The actual training transfer that can instill cultural competencies can take many forms. One model, Campinha-Bacote's model of cultural competence in health care delivery is defined as process of Cultural Competence in the Delivery of Healthcare Services (Campinha-Bacote, 2002). This model views cultural competence as the ongoing process in which the health care provider continuously strives to achieve the ability to effectively work within the cultural context of the client (individual, family, community) which is an ongoing process involves the integration of cultural awareness, cultural knowledge, cultural skill, cultural encounters, and cultural desire (Campinha-Bacote, 2002). Other sources also propose that it is best to define cultural competence as a nonlinear and dynamic process that is never ending and ever expanding in its quest for increasing knowledge and developing skills (Burchum, 2002). This perspective views the complex combinations of knowledge, skills, and attitudes from a holistic perspective that is never ending.

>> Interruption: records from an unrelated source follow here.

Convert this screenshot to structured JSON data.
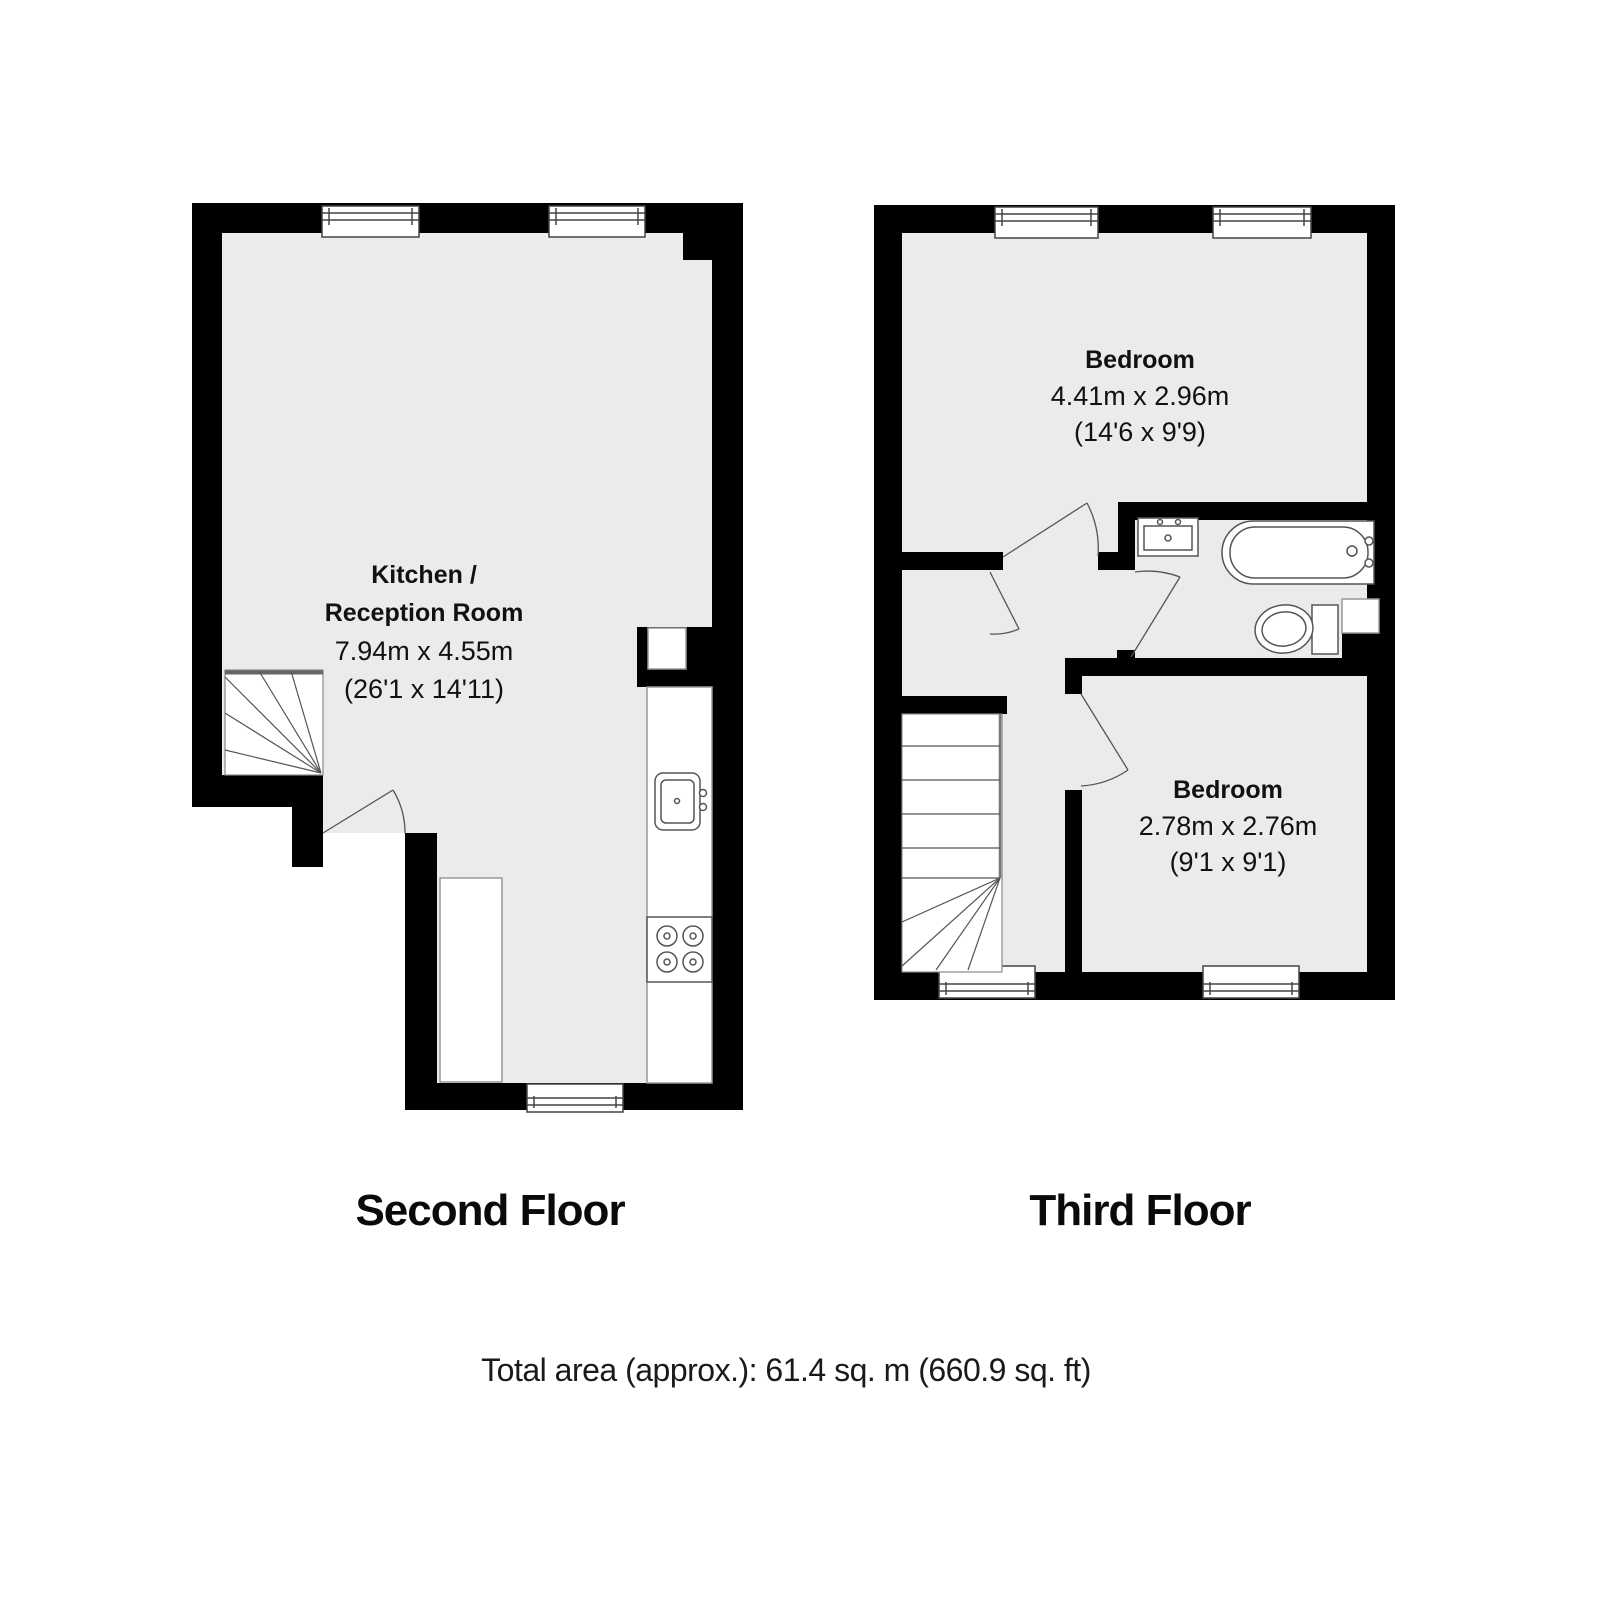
{
  "second_floor": {
    "title": "Second Floor",
    "room": {
      "name_line1": "Kitchen /",
      "name_line2": "Reception Room",
      "dims_metric": "7.94m x 4.55m",
      "dims_imperial": "(26'1 x 14'11)"
    }
  },
  "third_floor": {
    "title": "Third Floor",
    "bedroom_large": {
      "name": "Bedroom",
      "dims_metric": "4.41m x 2.96m",
      "dims_imperial": "(14'6 x 9'9)"
    },
    "bedroom_small": {
      "name": "Bedroom",
      "dims_metric": "2.78m x 2.76m",
      "dims_imperial": "(9'1 x 9'1)"
    }
  },
  "footer": {
    "total_area": "Total area (approx.): 61.4 sq. m (660.9 sq. ft)"
  },
  "colors": {
    "wall": "#000000",
    "floor": "#ebebeb",
    "fixture_line": "#555555",
    "text": "#111111"
  }
}
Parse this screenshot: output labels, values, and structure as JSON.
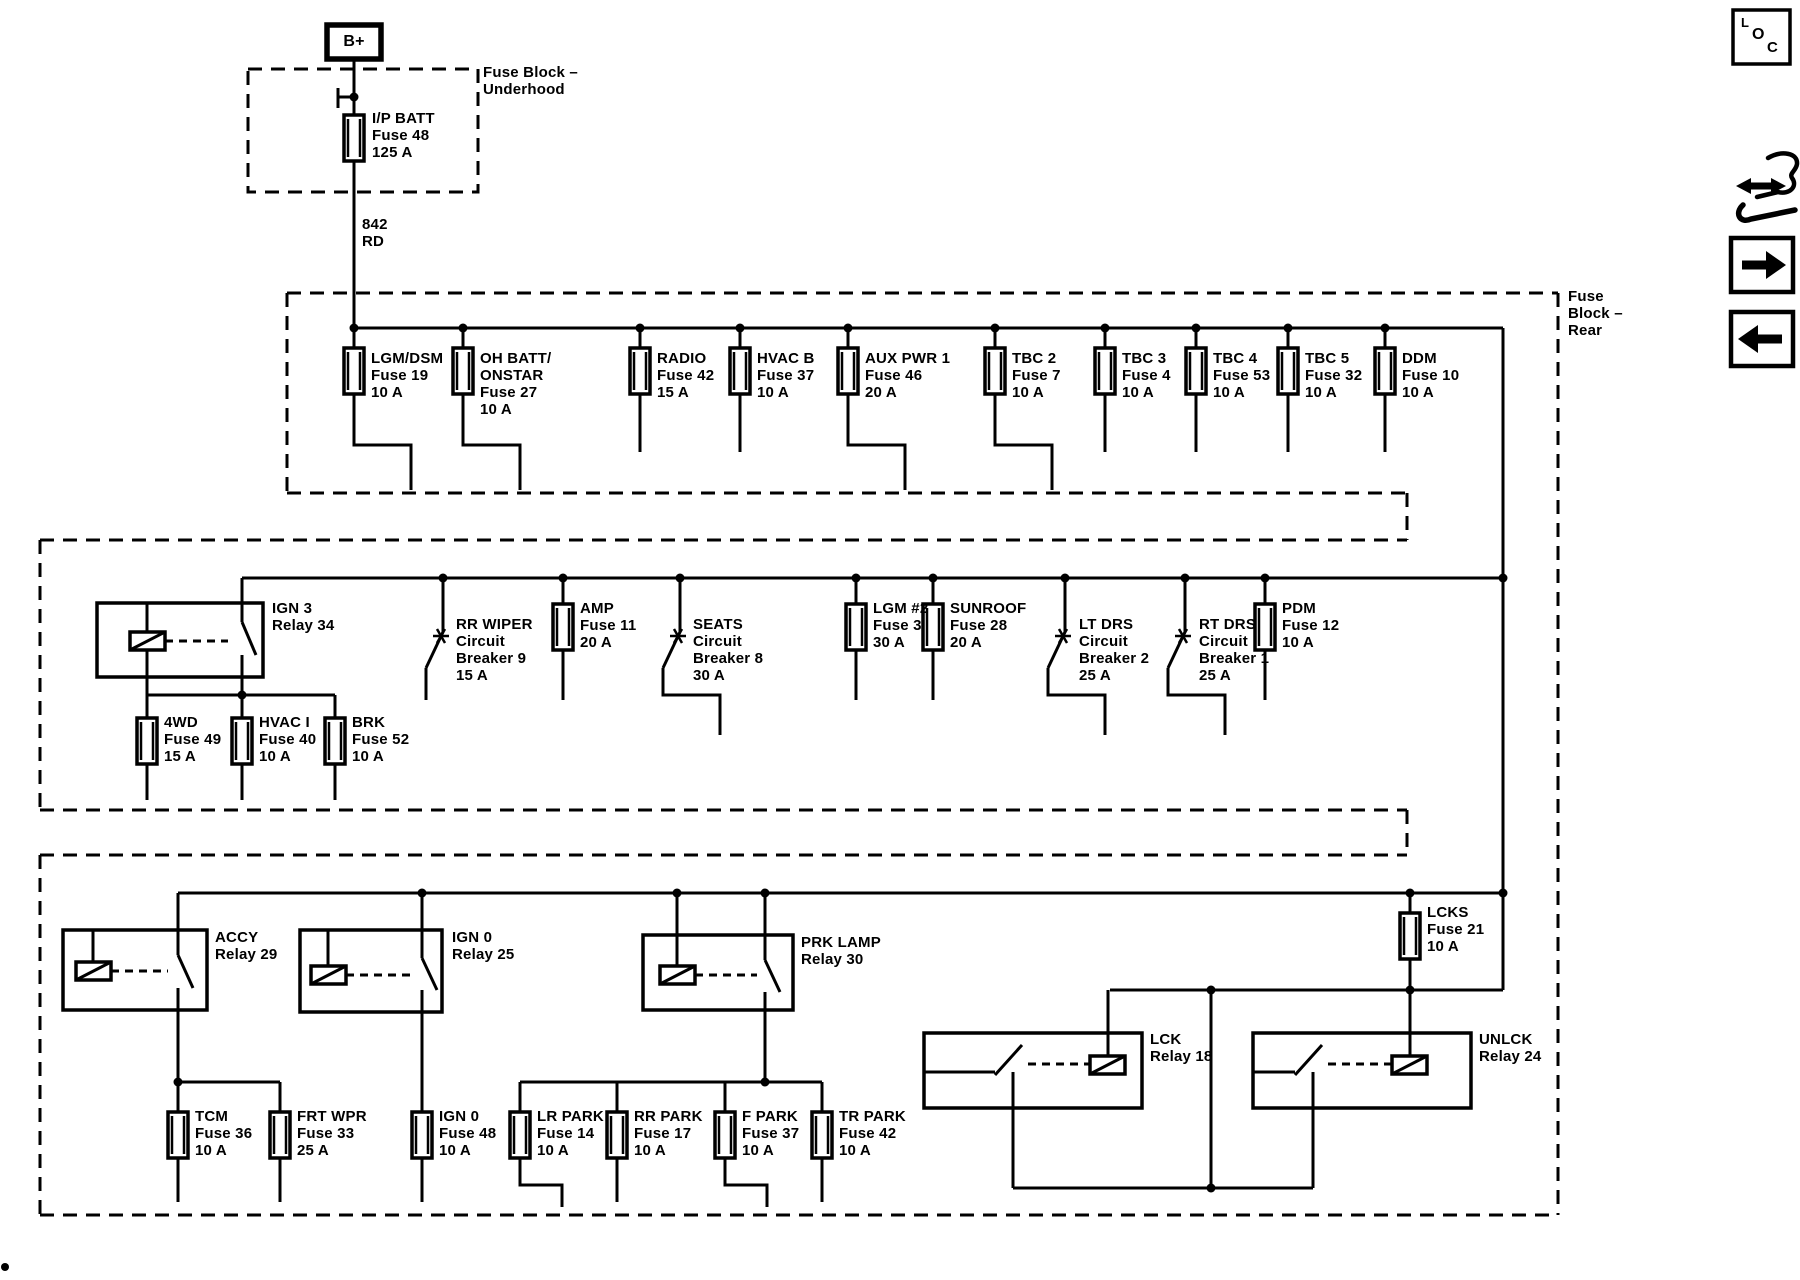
{
  "terminal": {
    "label": "B+"
  },
  "blocks": {
    "underhood": {
      "label_lines": [
        "Fuse Block –",
        "Underhood"
      ]
    },
    "rear": {
      "label_lines": [
        "Fuse",
        "Block –",
        "Rear"
      ]
    }
  },
  "feed_wire": {
    "lines": [
      "842",
      "RD"
    ]
  },
  "components": {
    "ip_batt": {
      "lines": [
        "I/P BATT",
        "Fuse 48",
        "125 A"
      ]
    },
    "row1": [
      {
        "id": "lgm-dsm",
        "lines": [
          "LGM/DSM",
          "Fuse 19",
          "10 A"
        ]
      },
      {
        "id": "oh-batt-onstar",
        "lines": [
          "OH BATT/",
          "ONSTAR",
          "Fuse 27",
          "10 A"
        ]
      },
      {
        "id": "radio",
        "lines": [
          "RADIO",
          "Fuse 42",
          "15 A"
        ]
      },
      {
        "id": "hvac-b",
        "lines": [
          "HVAC B",
          "Fuse 37",
          "10 A"
        ]
      },
      {
        "id": "aux-pwr-1",
        "lines": [
          "AUX PWR 1",
          "Fuse 46",
          "20 A"
        ]
      },
      {
        "id": "tbc-2",
        "lines": [
          "TBC 2",
          "Fuse 7",
          "10 A"
        ]
      },
      {
        "id": "tbc-3",
        "lines": [
          "TBC 3",
          "Fuse 4",
          "10 A"
        ]
      },
      {
        "id": "tbc-4",
        "lines": [
          "TBC 4",
          "Fuse 53",
          "10 A"
        ]
      },
      {
        "id": "tbc-5",
        "lines": [
          "TBC 5",
          "Fuse 32",
          "10 A"
        ]
      },
      {
        "id": "ddm",
        "lines": [
          "DDM",
          "Fuse 10",
          "10 A"
        ]
      }
    ],
    "ign3_relay": {
      "lines": [
        "IGN 3",
        "Relay 34"
      ]
    },
    "row2": [
      {
        "id": "rr-wiper",
        "lines": [
          "RR WIPER",
          "Circuit",
          "Breaker 9",
          "15 A"
        ]
      },
      {
        "id": "amp",
        "lines": [
          "AMP",
          "Fuse 11",
          "20 A"
        ]
      },
      {
        "id": "seats",
        "lines": [
          "SEATS",
          "Circuit",
          "Breaker 8",
          "30 A"
        ]
      },
      {
        "id": "lgm-2",
        "lines": [
          "LGM #2",
          "Fuse 3",
          "30 A"
        ]
      },
      {
        "id": "sunroof",
        "lines": [
          "SUNROOF",
          "Fuse 28",
          "20 A"
        ]
      },
      {
        "id": "lt-drs",
        "lines": [
          "LT DRS",
          "Circuit",
          "Breaker 2",
          "25 A"
        ]
      },
      {
        "id": "rt-drs",
        "lines": [
          "RT DRS",
          "Circuit",
          "Breaker 1",
          "25 A"
        ]
      },
      {
        "id": "pdm",
        "lines": [
          "PDM",
          "Fuse 12",
          "10 A"
        ]
      }
    ],
    "row2b": [
      {
        "id": "4wd",
        "lines": [
          "4WD",
          "Fuse 49",
          "15 A"
        ]
      },
      {
        "id": "hvac-i",
        "lines": [
          "HVAC I",
          "Fuse 40",
          "10 A"
        ]
      },
      {
        "id": "brk",
        "lines": [
          "BRK",
          "Fuse 52",
          "10 A"
        ]
      }
    ],
    "accy_relay": {
      "lines": [
        "ACCY",
        "Relay 29"
      ]
    },
    "ign0_relay": {
      "lines": [
        "IGN 0",
        "Relay 25"
      ]
    },
    "prk_lamp_relay": {
      "lines": [
        "PRK LAMP",
        "Relay 30"
      ]
    },
    "lck_relay": {
      "lines": [
        "LCK",
        "Relay 18"
      ]
    },
    "unlck_relay": {
      "lines": [
        "UNLCK",
        "Relay 24"
      ]
    },
    "lcks_fuse": {
      "lines": [
        "LCKS",
        "Fuse 21",
        "10 A"
      ]
    },
    "row4": [
      {
        "id": "tcm",
        "lines": [
          "TCM",
          "Fuse 36",
          "10 A"
        ]
      },
      {
        "id": "frt-wpr",
        "lines": [
          "FRT WPR",
          "Fuse 33",
          "25 A"
        ]
      },
      {
        "id": "ign-0",
        "lines": [
          "IGN 0",
          "Fuse 48",
          "10 A"
        ]
      },
      {
        "id": "lr-park",
        "lines": [
          "LR PARK",
          "Fuse 14",
          "10 A"
        ]
      },
      {
        "id": "rr-park",
        "lines": [
          "RR PARK",
          "Fuse 17",
          "10 A"
        ]
      },
      {
        "id": "f-park",
        "lines": [
          "F PARK",
          "Fuse 37",
          "10 A"
        ]
      },
      {
        "id": "tr-park",
        "lines": [
          "TR PARK",
          "Fuse 42",
          "10 A"
        ]
      }
    ]
  },
  "icons": {
    "loc_letters": [
      "L",
      "O",
      "C"
    ]
  },
  "colors": {
    "ink": "#000000",
    "paper": "#ffffff"
  }
}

Nursing Objectives for Teaching along Three Domains
Cognitive
The cognitive demands on nursing students has steadily increased with the increased complexity that is found in the modern day health care environment. As a result of these increasing demands, the need for optimal learning environments and strategies has also increased. For example, Witkin's empirically supported measure of field dependent/independent cognitive style assesses the manner in which students perceive and process information which can in turn help them learn in the most effective and efficient manner by meeting their individual learning preferences (Noble, Miller, & Heckman, 2008). One specific cognitive tool that could be taught is to teach how to make a cognitive map regarding to case study. Cognitive/concept mapping is an educational strategy that can help students understand the larger questions and problems in their assignments and to avoid focusing on simply assimilating data rather than learning on a deeper and more meaningful level (All & Havens, 1997). Therefore, the students will be expected to develop a concept map of how to proceed with the treatment of the patient in the case.
Affective
The affective domain of learning, which encompasses attitudes, beliefs, values, feelings, and emotions and depends heavily on the instructor's ability to create creative lesson plans that connect on a higher level; while this is one of the most difficult aspects of teaching for some, it can also be the most important (Neumann & Forsyth, 2008). Since the case deals with an expecting mother that is presenting many symptoms, there could be many different strategies to reach students on an affective dimension that build off of this requirement. For example, the values regarding the mother's responsibilities to her unborn child could be foundation of such a discussion as well as the nurse's responsibilities to providing relevant health information about those responsibilities.